728th Railway Operating Battalion L&N speaker series

L & N sponsored rail effort during WWII, speaker says: Old L&N Depot's All Aboard' series spotlights 728th Railway Operating Battalion
Justin Story

Nov. 29--War transported them from the railroad depots along the Louisville and Nashville Railroad to the European theater.
They weren't soldiers on the front lines, but members of the 728th Railway Operating Battalion, railroad operators who supplied the soldiers of the Allied forces during World War II.
David Wilkins, a native of Bardstown who studied history at Western Kentucky University, spoke Saturday about the work undertaken in Europe by the battalion, which was sponsored by the L&N Railroad.
Now an attorney in St. Louis, Wilkins researched and wrote a thesis while at WKU on the 728th ROB, one of several World War II-era battalions sponsored by American railroad companies.

He returned to the Old L&N Depot on Saturday as part of the historic museum's "All Aboard" monthly lecture series. Wilkins said the formation of the rail battalions came about as an answer to the question facing the American rail industry just before the war: If the U.S. and Allied forces had to fight in Europe, how do you supply the massive armies as they make their way through the continent?
"The answer was, 'Let's see if these railroads will sponsor these units and let the railroaders do what they do best,' " Wilkins said. The battalion, which was activated in 1942, consisted of 900 civilian L&N employees and about 30 officers who received basic training in U.S. Army bases, all split into about 70 detachments.

Wilkins said the battalion focused on making several inexpensive rail cars that would be shipped to England and used during the war effort to haul ammunition and other supplies to Allied soldiers throughout Europe.
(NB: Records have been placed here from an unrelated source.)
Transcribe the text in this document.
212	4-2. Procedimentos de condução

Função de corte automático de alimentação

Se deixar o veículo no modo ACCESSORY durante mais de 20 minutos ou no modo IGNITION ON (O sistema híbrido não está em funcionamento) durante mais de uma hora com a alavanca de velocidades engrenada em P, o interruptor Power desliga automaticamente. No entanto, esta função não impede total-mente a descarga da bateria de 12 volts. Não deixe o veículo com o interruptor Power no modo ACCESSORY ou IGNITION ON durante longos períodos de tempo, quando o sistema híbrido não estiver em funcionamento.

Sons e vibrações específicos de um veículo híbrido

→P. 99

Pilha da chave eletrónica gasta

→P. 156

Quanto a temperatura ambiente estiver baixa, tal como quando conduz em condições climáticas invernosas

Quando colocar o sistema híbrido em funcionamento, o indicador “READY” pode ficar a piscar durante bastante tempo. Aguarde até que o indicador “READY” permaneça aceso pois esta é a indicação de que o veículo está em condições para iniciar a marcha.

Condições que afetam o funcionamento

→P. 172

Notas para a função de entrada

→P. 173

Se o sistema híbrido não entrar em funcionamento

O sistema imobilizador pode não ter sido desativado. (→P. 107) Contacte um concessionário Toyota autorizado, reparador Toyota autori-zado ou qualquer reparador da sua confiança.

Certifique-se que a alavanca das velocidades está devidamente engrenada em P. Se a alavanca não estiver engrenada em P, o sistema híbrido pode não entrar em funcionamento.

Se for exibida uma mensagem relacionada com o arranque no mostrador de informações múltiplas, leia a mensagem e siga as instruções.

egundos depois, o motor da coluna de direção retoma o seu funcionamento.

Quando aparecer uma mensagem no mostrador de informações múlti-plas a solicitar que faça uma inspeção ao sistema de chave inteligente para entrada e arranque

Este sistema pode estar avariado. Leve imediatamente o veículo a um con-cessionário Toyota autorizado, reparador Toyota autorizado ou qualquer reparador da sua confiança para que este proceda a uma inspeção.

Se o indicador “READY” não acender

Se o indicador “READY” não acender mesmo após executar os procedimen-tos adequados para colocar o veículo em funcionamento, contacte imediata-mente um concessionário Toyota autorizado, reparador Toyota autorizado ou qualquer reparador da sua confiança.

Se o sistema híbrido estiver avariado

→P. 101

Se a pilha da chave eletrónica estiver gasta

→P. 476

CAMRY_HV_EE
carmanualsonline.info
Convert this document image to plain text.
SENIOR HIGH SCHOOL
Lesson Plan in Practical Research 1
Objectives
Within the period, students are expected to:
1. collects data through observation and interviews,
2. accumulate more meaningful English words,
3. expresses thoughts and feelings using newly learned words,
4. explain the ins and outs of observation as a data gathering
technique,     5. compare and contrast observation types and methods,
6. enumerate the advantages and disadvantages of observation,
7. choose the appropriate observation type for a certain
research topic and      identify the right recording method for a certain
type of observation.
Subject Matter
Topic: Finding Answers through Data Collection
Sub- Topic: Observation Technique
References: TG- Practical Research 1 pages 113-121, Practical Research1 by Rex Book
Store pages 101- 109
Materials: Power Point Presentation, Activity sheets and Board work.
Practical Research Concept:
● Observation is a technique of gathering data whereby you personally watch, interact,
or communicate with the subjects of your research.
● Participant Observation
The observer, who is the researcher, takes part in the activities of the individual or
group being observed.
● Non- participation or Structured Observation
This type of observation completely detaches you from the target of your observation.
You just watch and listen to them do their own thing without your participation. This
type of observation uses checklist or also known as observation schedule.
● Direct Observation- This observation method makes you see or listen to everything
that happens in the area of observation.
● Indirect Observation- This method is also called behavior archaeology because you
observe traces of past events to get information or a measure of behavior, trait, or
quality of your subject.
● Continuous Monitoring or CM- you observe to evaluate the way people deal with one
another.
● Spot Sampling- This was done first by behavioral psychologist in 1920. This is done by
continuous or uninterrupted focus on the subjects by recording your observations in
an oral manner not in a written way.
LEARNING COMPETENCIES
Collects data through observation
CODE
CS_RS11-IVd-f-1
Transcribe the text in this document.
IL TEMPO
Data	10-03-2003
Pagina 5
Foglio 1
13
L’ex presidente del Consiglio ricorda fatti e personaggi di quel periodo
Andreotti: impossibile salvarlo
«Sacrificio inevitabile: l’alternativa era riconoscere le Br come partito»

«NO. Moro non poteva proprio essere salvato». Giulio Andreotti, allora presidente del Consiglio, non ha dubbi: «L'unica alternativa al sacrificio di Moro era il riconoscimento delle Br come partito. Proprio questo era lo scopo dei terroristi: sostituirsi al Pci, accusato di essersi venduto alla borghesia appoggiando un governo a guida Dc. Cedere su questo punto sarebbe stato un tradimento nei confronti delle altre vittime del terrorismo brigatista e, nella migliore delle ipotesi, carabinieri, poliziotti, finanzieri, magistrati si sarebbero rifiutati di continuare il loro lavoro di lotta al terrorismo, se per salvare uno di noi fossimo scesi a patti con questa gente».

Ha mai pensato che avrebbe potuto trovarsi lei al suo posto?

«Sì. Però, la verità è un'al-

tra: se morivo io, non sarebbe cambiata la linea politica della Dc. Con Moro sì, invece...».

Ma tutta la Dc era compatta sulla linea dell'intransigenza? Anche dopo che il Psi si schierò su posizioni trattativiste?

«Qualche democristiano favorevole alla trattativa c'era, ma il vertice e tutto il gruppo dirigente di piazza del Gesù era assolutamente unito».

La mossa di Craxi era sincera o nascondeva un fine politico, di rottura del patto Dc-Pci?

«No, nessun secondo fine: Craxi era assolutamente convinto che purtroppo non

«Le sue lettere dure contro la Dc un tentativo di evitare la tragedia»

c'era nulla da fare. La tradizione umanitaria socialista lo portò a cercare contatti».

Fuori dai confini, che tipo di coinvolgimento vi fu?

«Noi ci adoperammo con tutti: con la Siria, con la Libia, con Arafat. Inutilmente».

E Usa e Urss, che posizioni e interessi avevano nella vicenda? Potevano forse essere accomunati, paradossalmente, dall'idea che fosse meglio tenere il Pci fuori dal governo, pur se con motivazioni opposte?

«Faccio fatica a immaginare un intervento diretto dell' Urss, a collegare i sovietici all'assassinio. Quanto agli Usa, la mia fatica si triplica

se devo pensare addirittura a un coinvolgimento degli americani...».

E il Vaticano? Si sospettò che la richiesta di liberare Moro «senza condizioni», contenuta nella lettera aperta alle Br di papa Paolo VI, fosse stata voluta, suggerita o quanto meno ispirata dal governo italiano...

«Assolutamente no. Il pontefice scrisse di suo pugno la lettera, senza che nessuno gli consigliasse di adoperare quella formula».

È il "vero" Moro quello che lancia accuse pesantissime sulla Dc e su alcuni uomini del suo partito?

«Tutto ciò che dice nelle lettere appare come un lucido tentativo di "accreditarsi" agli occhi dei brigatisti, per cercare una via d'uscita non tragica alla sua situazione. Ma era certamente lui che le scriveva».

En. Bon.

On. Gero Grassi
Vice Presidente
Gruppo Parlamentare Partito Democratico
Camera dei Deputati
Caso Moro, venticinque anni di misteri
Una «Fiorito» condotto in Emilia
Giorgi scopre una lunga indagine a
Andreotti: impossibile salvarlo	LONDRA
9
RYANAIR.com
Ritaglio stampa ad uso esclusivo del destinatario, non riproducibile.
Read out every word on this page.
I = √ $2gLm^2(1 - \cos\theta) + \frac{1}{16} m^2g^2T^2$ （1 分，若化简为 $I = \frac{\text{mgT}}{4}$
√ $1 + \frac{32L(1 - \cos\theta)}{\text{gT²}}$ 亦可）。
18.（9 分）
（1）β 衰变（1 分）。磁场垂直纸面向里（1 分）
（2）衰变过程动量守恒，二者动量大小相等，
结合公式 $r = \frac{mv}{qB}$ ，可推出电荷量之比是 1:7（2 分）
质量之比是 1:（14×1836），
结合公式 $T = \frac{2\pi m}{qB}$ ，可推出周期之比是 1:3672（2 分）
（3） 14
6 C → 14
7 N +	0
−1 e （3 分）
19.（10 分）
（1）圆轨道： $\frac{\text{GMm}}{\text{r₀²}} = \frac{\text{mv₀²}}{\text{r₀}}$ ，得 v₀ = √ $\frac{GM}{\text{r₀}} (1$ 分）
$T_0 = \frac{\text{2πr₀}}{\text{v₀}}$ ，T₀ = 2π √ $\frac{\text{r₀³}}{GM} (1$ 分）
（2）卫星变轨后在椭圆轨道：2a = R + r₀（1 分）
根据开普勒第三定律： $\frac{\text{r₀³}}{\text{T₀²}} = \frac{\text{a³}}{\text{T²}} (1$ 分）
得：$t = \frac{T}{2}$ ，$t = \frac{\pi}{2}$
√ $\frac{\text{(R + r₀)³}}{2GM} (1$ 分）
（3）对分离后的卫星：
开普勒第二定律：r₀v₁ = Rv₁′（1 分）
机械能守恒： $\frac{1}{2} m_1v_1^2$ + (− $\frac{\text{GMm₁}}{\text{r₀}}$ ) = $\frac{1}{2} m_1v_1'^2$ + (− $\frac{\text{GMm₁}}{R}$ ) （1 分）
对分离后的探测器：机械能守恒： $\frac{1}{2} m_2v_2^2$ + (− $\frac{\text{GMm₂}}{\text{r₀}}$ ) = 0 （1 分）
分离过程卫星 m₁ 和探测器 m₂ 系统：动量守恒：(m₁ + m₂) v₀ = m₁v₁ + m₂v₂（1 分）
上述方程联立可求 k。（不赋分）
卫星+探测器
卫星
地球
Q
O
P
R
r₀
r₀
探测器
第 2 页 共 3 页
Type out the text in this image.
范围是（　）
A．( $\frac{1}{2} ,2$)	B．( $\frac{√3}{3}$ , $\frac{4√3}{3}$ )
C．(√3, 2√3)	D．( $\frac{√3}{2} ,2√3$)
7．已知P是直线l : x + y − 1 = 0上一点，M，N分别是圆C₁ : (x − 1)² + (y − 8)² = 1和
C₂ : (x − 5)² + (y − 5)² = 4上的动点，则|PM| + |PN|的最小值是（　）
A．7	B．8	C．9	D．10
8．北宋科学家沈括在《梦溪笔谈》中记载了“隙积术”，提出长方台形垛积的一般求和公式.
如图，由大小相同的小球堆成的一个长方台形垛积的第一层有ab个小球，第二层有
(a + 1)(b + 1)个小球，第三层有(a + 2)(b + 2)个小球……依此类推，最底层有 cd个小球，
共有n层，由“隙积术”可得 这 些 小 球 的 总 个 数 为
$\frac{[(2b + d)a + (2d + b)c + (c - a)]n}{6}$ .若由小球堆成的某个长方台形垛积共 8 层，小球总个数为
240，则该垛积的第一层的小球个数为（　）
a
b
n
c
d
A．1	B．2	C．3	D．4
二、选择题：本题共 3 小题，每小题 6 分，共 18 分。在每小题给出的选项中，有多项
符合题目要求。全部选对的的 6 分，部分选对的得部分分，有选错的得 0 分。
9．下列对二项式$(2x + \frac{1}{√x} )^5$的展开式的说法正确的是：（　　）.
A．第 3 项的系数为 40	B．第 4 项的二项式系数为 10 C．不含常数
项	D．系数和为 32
In Europe, the battalion operated from a rail port in Cherbourg, France. "The Germans had sabotaged the port," Wilkins said, noting that the bombing of the port by the retreating Germans had the effect of disabling rail cars and crippling supply lines. While researching his thesis, Wilkins interviewed members of the battalion, who talked of their experiences in France, including witnessing the execution of French people who had contributed to or supported German efforts during the war. In other cases, police chased French women who had supported the Germans during the war and shaved their heads, Wilkins said. After rebuilding the port, the 728th ROB shipped out 1,600 rail cars of supplies each day to Allied soldiers, Wilkins said. Once the war turned in favor of the Allies, control of the port in Cherbourg was gradually returned to French civilians.

Relying on magazine articles and public records, in addition to interviews for much of his research, Wilkins said the 728th ROB suffered virtually no casualties during the war -- Cherbourg was far removed from
the front lines. Wilkins said he was interested in learning more about the battalion because he grew up in a house in Bardstown along the rail line and there had been little scholarly work done on the 728th battalion's efforts."They were average people who were railroaders by trade and were able to serve their country as professional railroaders supplying the Allies," Wilkins said. "It's a good story because many of the people who served (in the battalion) did not see combat, but they played an important role. Without those transportation corps, it would have been very difficult to supply the Allies as they marched through Europe."

Sharon Tabor, executive director of the museum, said that railroads have been a long-standing passion for Wilkins, and that his lecture on the battalion was a fitting choice for Saturday's meeting, coming between Veterans Day and the anniversary of the bombing of Pearl Harbor, which "He has a very strong railroad background, volunteering at the Illinois Railway Museum and the St. Louis Museum of Transportation," Tabor said.